The problem is if I sell the house with the tracker rate and borrow this money again aon SVR gainst a new property what would be the estimated cost of this decision. Say there will be a difference of 3% between SVR and tracker. How much would that cost me. sorry not too good at the maths...

Regards,
Darragh


----------



## NorfBank (9 Apr 2010)

It is impossible to accurately estimate the cost to you of this decision, far too many variables but using the figures you have given

115k / 18 years @1.75% would have total repayments of around €134k
115k / 18 years @4.75% would have total repayments of around €171k.

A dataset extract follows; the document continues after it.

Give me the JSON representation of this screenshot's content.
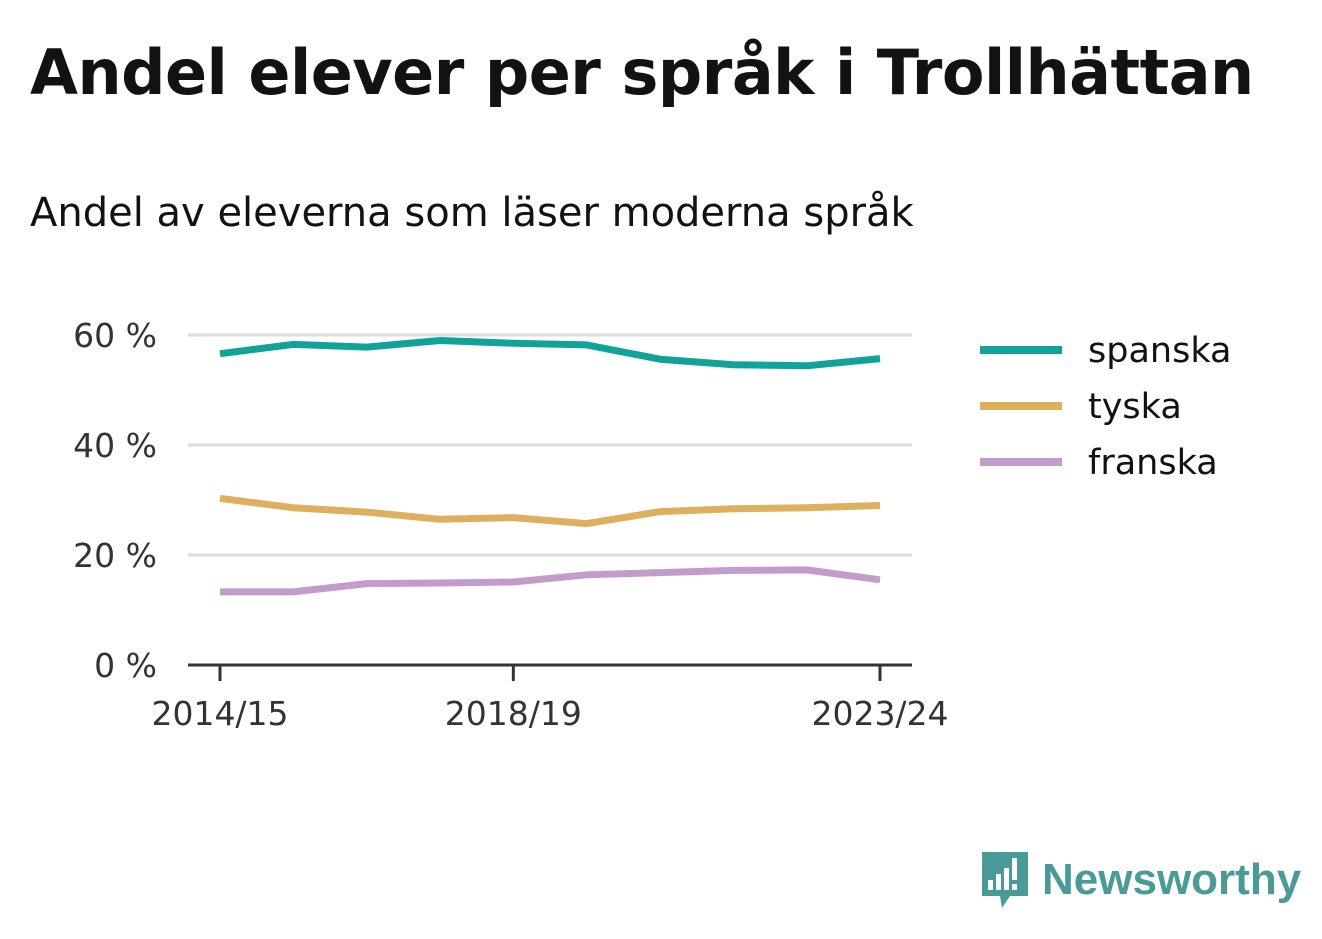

Total cost difference to you of €37k.

A 3% difference is on the extreme side though, this is assuming the ECB rate will not rise during the term and also assumes a variable rate of 4.75% for the term. 

www.moneybackmortgages.ie


----------



## huskerdu (9 Apr 2010)

Another thing to factor into the equation is the rentability of the house wher you live. 
If you sell your investment property, and buy another house, will the rent that you can realistically achieve for your current PPR cover the mortgage ?


----------



## ssiaman (9 Apr 2010)

Thanks. That does help me a lot.

Both houses if rented today would well cover existing mortgages. The house that is renting at the moment has good tenants and paying good rent so I am reluctant to sell and force them out. My current PPR house is in a better area worth more and will probably rent for the same amount as the other one.

I thought a figure of 3% difference was a fair one considering banks are moving to up interest rates already. They will always have the excuse to continue to do this in order to survive. Instead they will be coming back to tax payer.


----------